“Nothing. I’m—,” he hesitated. “In the middle of something important.”
“Anything I can help with?”
“No,” Leonidas dismissed. “But I had no intention of leaving you to manage our mother on your own. I’ll get back home as soon as I can.”
“Okay. Leonidas?”
“Yeah?”
“Take care of yourself. This is a hard time—for all of us—in different ways. Don’t—,”
But Leonidas understood, even without Thanasi saying it. “I won’t. Old habits are exactly that. I have no intention of falling back into that lifestyle. Don’t worry about me.”
Leonidas disconnected the call,his eyes locked to Mila’s, so the air between them seemed to crackle with an electrical awareness, as though a localized storm brewed between them.
“You have to leave?” She asked softly.
“No.” He dismissed the idea immediately, even as his brother’s plea, his mother’s grief, were drawing on him, pulling him towards their home on an isolated archipelago in Greece. “Not yet.”
“But soon?”
“At some point,” he said quietly, placing his phone on his desk. Her eyes followed the gesture, then snapped back to his face, a worry line between her brows.
“I appreciate everything you’ve done for me, but I don’t want to be the reason you’re not with your family.”
His gut tightened. “You’re not. I wanted to be alone.”
“You’re not alone.”
“I’m not with family though, there’s a difference.”
“It sounds as though they wish you were; that they want you now,” she said with a soft twist of her lips, moving into the room and looking around quickly, taking stock of the surroundings. He kept his eyes firmly locked to her as she drew nearer.
“So do you.”
Her eyes widened. “You barely know me.”
That was true. How could he split his loyalty like this?
“I know Benji,” he said. “I made a promise to him that I would protect you.”
Her eyes fluttered shut. “But your family—,”
“Let me worry about them,” he said, with a hint of finality.

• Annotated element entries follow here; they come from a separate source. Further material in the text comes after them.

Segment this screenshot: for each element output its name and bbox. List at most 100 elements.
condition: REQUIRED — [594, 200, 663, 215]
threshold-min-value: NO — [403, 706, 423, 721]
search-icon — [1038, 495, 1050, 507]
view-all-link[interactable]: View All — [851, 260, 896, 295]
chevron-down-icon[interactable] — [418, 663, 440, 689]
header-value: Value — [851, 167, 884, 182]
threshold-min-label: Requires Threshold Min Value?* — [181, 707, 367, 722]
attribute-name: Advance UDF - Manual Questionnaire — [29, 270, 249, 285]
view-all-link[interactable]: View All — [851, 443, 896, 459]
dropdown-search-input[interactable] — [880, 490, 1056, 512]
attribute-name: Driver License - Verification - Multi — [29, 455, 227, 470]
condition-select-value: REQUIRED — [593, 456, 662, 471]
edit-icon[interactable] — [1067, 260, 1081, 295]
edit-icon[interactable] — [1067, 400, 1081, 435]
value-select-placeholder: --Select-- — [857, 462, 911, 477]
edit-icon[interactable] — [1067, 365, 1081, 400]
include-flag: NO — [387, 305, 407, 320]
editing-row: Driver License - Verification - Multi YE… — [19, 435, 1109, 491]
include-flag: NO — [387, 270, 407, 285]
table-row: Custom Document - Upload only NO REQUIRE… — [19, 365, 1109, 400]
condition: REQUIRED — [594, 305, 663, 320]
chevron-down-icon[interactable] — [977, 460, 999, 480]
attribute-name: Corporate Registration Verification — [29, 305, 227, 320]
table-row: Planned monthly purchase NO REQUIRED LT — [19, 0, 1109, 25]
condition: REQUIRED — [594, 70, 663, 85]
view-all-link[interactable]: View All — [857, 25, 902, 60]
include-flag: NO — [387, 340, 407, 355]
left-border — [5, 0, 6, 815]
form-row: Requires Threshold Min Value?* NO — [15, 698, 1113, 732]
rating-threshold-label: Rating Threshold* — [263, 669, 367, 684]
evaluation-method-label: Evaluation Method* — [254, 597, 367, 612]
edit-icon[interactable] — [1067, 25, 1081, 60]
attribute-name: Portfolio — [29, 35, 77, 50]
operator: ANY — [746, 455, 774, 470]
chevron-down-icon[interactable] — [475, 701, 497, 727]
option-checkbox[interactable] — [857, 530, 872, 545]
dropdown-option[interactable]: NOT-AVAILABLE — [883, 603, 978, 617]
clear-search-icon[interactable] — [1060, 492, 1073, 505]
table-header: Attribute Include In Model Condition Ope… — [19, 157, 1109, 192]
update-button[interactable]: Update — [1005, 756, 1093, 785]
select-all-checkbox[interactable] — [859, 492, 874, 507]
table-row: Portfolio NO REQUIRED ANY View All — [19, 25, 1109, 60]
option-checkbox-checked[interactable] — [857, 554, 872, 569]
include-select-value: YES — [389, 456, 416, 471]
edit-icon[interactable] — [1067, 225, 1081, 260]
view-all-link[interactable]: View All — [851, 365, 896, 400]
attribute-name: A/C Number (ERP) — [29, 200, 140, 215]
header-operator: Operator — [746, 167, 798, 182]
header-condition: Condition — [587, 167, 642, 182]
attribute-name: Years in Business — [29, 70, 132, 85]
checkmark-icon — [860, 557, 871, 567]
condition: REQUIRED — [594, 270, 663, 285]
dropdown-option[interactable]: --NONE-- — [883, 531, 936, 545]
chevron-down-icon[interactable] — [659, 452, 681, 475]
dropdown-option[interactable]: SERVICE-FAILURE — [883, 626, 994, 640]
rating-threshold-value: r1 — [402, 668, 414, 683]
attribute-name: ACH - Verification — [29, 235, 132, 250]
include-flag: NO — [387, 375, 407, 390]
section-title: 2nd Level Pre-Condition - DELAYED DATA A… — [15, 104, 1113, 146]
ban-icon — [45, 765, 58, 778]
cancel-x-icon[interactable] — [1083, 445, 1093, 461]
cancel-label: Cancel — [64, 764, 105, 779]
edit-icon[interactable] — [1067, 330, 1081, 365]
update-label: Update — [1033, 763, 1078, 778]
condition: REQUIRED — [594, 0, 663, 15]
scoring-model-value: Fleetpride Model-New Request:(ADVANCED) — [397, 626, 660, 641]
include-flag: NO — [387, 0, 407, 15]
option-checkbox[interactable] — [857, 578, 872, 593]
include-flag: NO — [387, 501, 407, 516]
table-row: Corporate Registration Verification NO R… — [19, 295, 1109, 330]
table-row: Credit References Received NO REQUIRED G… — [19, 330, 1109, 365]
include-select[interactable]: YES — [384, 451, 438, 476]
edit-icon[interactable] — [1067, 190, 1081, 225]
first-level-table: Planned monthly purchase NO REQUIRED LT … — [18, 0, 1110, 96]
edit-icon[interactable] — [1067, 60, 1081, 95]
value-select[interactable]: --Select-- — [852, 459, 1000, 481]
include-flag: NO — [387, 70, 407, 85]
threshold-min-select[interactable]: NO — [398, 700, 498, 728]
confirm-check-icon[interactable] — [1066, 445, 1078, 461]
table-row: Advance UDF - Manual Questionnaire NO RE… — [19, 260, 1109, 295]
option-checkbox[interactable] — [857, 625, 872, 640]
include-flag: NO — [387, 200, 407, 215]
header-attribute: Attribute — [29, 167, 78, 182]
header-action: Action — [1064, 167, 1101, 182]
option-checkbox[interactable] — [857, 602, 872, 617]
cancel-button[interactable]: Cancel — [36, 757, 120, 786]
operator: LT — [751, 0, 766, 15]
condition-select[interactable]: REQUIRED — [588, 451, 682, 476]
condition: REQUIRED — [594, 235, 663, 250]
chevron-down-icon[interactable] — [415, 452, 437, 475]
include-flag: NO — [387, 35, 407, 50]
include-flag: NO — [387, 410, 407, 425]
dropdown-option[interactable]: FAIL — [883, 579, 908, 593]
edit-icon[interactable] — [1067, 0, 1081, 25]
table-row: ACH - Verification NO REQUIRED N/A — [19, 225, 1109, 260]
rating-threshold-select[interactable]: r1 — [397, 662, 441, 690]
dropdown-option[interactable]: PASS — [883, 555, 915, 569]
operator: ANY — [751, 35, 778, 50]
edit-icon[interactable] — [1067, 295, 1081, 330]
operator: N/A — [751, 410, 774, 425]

He knew he had responsibilities there. He would honour them. Of course he would. But for now, Thanasi was with their mother, he was taking care of her. Leonidas would go, as soon as he could, but that time would not come until Mila’s stalker was found. With Grieg—his chief of security—on the case, he didn’t doubt the time would come soon enough.
And that thought brought with it a strange weight, a crushing sense of the impending end, even when he knew that emotion made very little sense.

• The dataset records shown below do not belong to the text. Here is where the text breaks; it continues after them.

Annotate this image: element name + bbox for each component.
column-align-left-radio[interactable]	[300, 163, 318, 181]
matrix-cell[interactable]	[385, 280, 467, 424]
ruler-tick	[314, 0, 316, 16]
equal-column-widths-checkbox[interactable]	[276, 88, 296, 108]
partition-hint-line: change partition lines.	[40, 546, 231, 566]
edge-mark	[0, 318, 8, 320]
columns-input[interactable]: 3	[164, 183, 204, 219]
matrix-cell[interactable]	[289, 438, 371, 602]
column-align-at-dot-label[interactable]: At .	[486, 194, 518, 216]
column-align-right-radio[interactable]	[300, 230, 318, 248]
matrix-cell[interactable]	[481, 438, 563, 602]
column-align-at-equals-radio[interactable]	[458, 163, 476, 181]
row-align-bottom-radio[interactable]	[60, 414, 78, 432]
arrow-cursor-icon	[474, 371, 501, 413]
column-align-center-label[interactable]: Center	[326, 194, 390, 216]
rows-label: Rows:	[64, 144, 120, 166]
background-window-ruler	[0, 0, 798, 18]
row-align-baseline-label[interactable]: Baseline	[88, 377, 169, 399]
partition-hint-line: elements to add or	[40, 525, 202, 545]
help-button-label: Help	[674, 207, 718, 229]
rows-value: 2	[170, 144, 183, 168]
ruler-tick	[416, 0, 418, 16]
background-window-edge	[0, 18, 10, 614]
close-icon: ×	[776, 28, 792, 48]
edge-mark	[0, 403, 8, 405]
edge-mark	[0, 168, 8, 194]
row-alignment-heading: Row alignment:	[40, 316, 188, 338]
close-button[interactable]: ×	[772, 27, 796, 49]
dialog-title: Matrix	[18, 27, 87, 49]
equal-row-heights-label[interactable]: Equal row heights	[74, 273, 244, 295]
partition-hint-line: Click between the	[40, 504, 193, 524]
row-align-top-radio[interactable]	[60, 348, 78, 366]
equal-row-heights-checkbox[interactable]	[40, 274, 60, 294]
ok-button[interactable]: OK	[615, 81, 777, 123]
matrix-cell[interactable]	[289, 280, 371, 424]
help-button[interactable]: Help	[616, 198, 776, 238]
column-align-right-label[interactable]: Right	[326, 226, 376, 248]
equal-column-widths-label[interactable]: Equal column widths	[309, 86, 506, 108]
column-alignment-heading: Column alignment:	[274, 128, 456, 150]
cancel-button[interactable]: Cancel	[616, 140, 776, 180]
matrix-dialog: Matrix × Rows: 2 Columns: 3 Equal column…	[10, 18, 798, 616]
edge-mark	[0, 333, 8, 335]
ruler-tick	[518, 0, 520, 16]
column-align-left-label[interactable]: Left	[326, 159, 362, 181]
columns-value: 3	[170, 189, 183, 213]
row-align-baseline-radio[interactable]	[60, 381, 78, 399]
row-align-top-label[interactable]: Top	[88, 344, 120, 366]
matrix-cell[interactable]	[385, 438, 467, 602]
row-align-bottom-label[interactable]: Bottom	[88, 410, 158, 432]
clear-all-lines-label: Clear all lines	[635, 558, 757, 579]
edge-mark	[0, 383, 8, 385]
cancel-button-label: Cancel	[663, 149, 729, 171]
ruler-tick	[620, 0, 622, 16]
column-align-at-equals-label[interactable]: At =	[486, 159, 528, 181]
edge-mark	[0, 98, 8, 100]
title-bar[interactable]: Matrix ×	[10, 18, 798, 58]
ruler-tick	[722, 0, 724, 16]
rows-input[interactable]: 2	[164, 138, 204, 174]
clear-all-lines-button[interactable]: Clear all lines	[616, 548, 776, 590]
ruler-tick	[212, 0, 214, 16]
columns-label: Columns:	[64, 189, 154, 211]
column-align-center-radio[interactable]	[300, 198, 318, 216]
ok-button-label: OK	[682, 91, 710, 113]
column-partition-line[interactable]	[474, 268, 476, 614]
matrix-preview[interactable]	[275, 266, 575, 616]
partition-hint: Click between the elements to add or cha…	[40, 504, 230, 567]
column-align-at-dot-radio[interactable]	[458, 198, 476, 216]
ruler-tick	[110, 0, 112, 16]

“Were you looking for me?”
Her large, round eyes lifted to his, her lips tugging downwards. “Yes.”
“And?”
Her throat shifted as she swallowed; his eyes fell to the gesture of their own accord. She was beautiful and graceful, and so gently ethereal, like a creature from the other world. He lifted a hand, tucking hair behind her ear, then allowing his fingers to glance the skin at the base of her throat.
Anguish stormed inside her eyes. They were both fighting a battle—against each other, and within themselves.
“I—wanted my phone. Or to use yours,” she tacked on, shivering a little, as if remembering his concerns about the possibility of her phone being tracked.